Combat excitement tingled in Grayson's body. A Marik Archer moved among the trees ahead and above him. He angled his forearm weapons up
five degrees and triggered his PPCs together. The Archer whirled, released a salvo of missiles that went wide, then scuttled for cover, smoke and tattered wiring trailing from damage low on its left arm.
What had become of the enemy's jamming? Sweeping through the frequencies, he could pick up bits and pieces of communications between enemy units, but so far, it was all uncoded. His foe seemed as surprised about developments as Grayson was. What then . . . mechanical failure?
His motion sensor peeped alarm. Grayson slewed his Marauder around, facing a new threat bursting through the scrub brush fifty meters uphill and to his left. He swung the Marauder, weapons ready. His hand nearly closed on the firing trigger before he realized that his sights had locked in on Graff's Assassin.
"Don't shoot, Colonel! Thank God you made it!"
"Graff!" Suspicion edged Grayson's voice. If Graff were skulking away from the recon lance's battle line . . . "What the hell are you doing down here?"
"My coolant seal blew, Colonel! I don't know if I took a hit, or just had a major malfunction, but my board's lit red like you wouldn't believe! The Lieutenant said I could retire to Phobos and have the Techs there put in a quick fix."
"Right." Grayson gestured with one of his 'Mech's arms. "Move it, Graff, and get back to the line. We need you."

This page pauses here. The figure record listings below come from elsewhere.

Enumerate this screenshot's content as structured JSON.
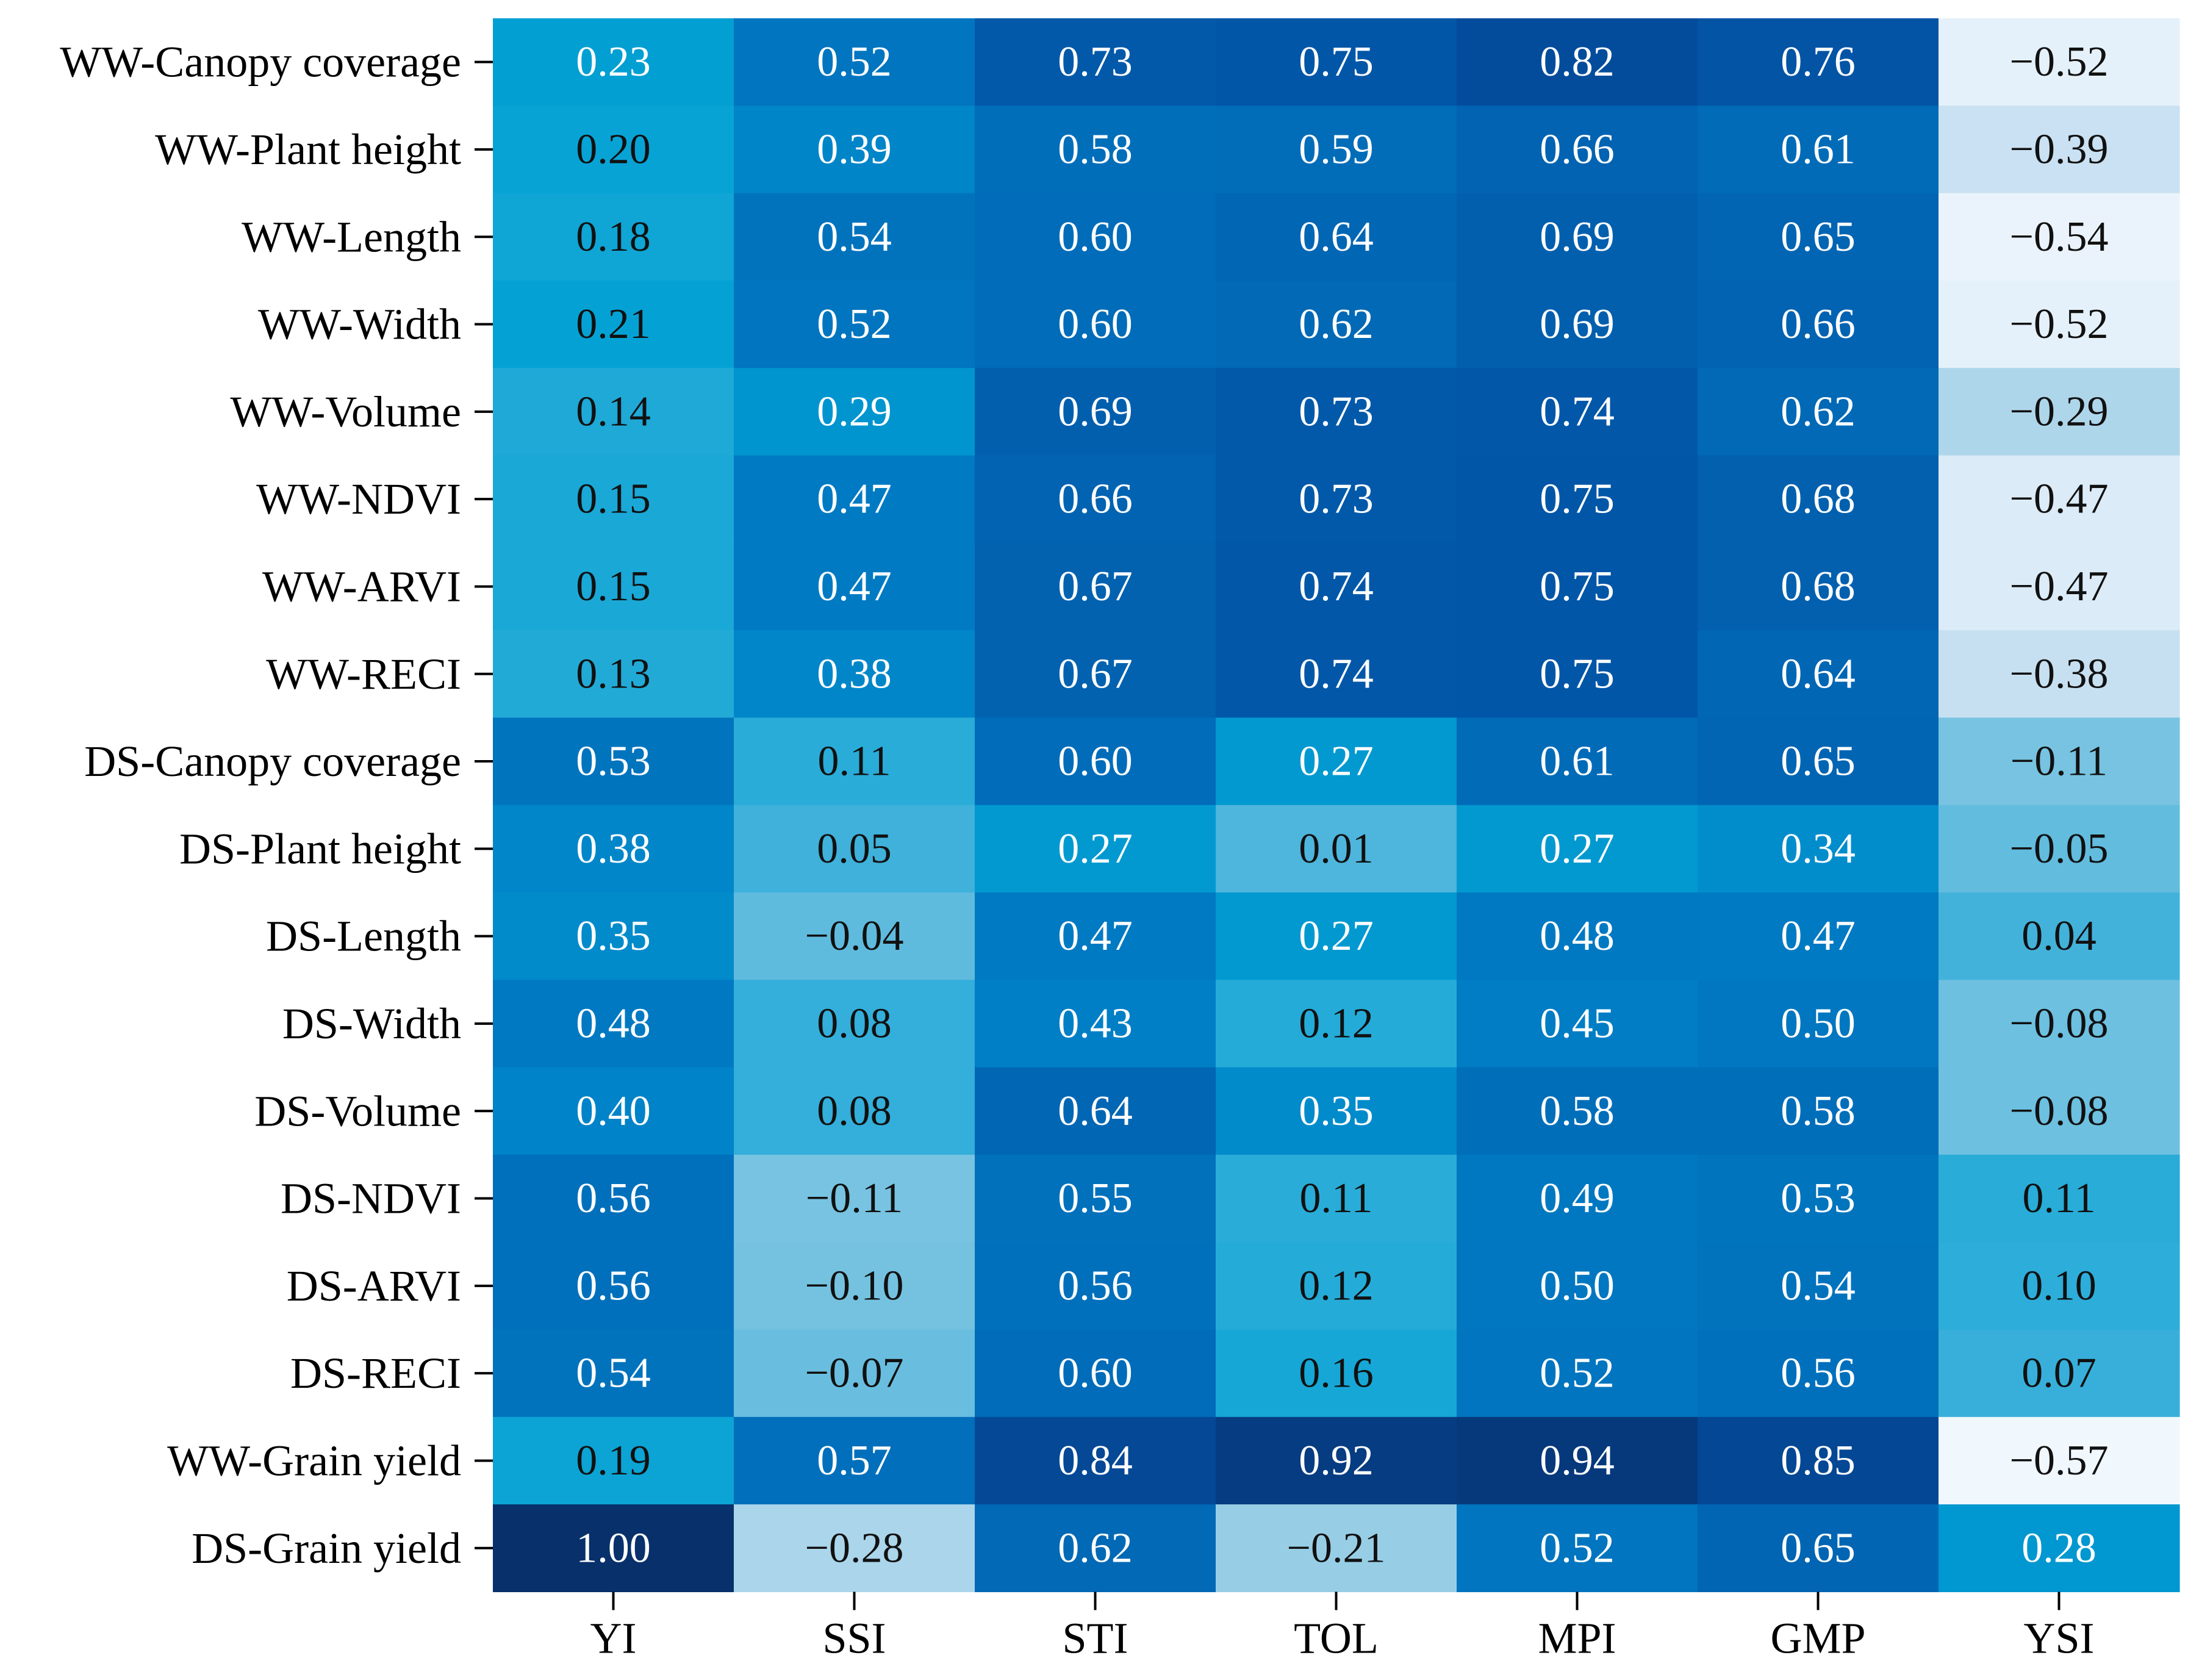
{
  "chart_data": {
    "type": "heatmap",
    "title": "",
    "xlabel": "",
    "ylabel": "",
    "columns": [
      "YI",
      "SSI",
      "STI",
      "TOL",
      "MPI",
      "GMP",
      "YSI"
    ],
    "rows": [
      "WW-Canopy coverage",
      "WW-Plant height",
      "WW-Length",
      "WW-Width",
      "WW-Volume",
      "WW-NDVI",
      "WW-ARVI",
      "WW-RECI",
      "DS-Canopy coverage",
      "DS-Plant height",
      "DS-Length",
      "DS-Width",
      "DS-Volume",
      "DS-NDVI",
      "DS-ARVI",
      "DS-RECI",
      "WW-Grain yield",
      "DS-Grain yield"
    ],
    "values": [
      [
        0.23,
        0.52,
        0.73,
        0.75,
        0.82,
        0.76,
        -0.52
      ],
      [
        0.2,
        0.39,
        0.58,
        0.59,
        0.66,
        0.61,
        -0.39
      ],
      [
        0.18,
        0.54,
        0.6,
        0.64,
        0.69,
        0.65,
        -0.54
      ],
      [
        0.21,
        0.52,
        0.6,
        0.62,
        0.69,
        0.66,
        -0.52
      ],
      [
        0.14,
        0.29,
        0.69,
        0.73,
        0.74,
        0.62,
        -0.29
      ],
      [
        0.15,
        0.47,
        0.66,
        0.73,
        0.75,
        0.68,
        -0.47
      ],
      [
        0.15,
        0.47,
        0.67,
        0.74,
        0.75,
        0.68,
        -0.47
      ],
      [
        0.13,
        0.38,
        0.67,
        0.74,
        0.75,
        0.64,
        -0.38
      ],
      [
        0.53,
        0.11,
        0.6,
        0.27,
        0.61,
        0.65,
        -0.11
      ],
      [
        0.38,
        0.05,
        0.27,
        0.01,
        0.27,
        0.34,
        -0.05
      ],
      [
        0.35,
        -0.04,
        0.47,
        0.27,
        0.48,
        0.47,
        0.04
      ],
      [
        0.48,
        0.08,
        0.43,
        0.12,
        0.45,
        0.5,
        -0.08
      ],
      [
        0.4,
        0.08,
        0.64,
        0.35,
        0.58,
        0.58,
        -0.08
      ],
      [
        0.56,
        -0.11,
        0.55,
        0.11,
        0.49,
        0.53,
        0.11
      ],
      [
        0.56,
        -0.1,
        0.56,
        0.12,
        0.5,
        0.54,
        0.1
      ],
      [
        0.54,
        -0.07,
        0.6,
        0.16,
        0.52,
        0.56,
        0.07
      ],
      [
        0.19,
        0.57,
        0.84,
        0.92,
        0.94,
        0.85,
        -0.57
      ],
      [
        1.0,
        -0.28,
        0.62,
        -0.21,
        0.52,
        0.65,
        0.28
      ]
    ],
    "vmin": -0.57,
    "vmax": 1.0,
    "colormap": [
      "#f0f7fd",
      "#c6dff1",
      "#8ecbe3",
      "#4bb4dc",
      "#02a2d4",
      "#0081c7",
      "#016bb8",
      "#034ea0",
      "#08306b"
    ],
    "text_dark_color": "#111111",
    "text_light_color": "#ffffff"
  }
}
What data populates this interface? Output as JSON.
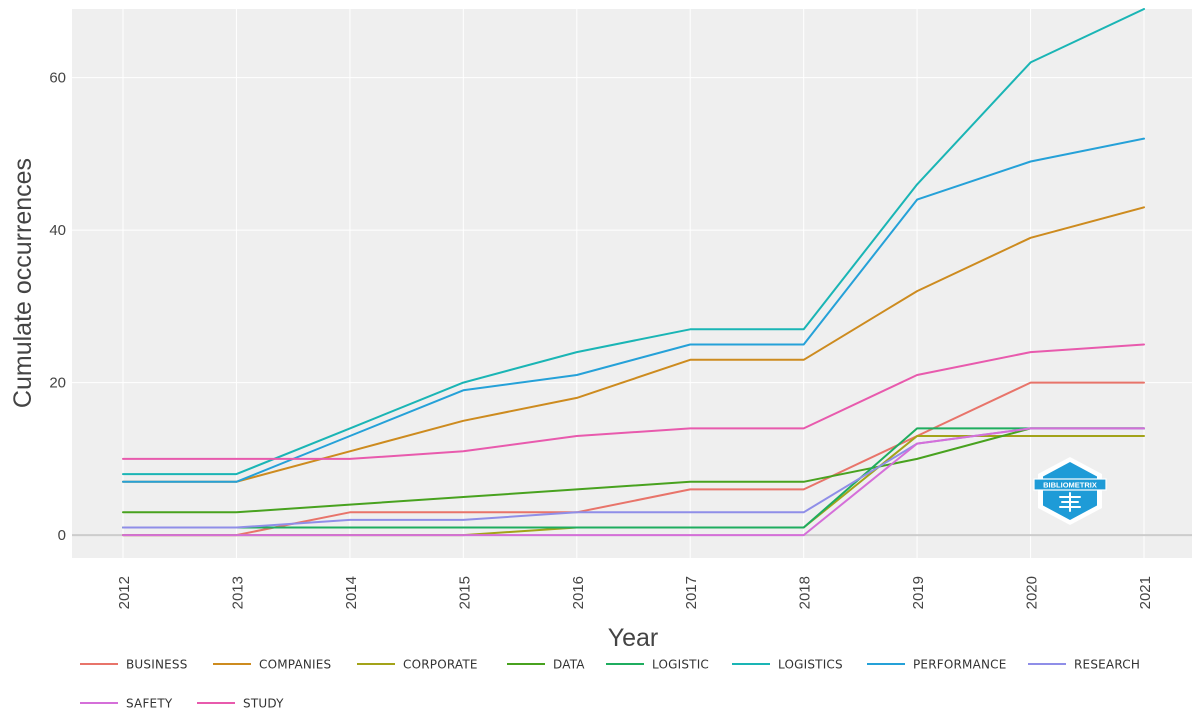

"Yessir!" The Assassin scrambled down the slope in a cascade of dust and broken tree branches, moving past the Marauder and on toward the silvery dome of the Phobos partly visible through the trees a thousand meters up the valley.
Grayson's Marauder continued his climb. His own heat indicators were flashing red as his heat sinks struggled to dump the heat accumulated from his brief clash with the enemy Wolverine and Centurion. He had been pushing his 'Mech hard ever since they'd begun the forced march from Durandel almost two hours earlier. His heat levels were back within safe levels, but they would continue to be one more small but nagging worry.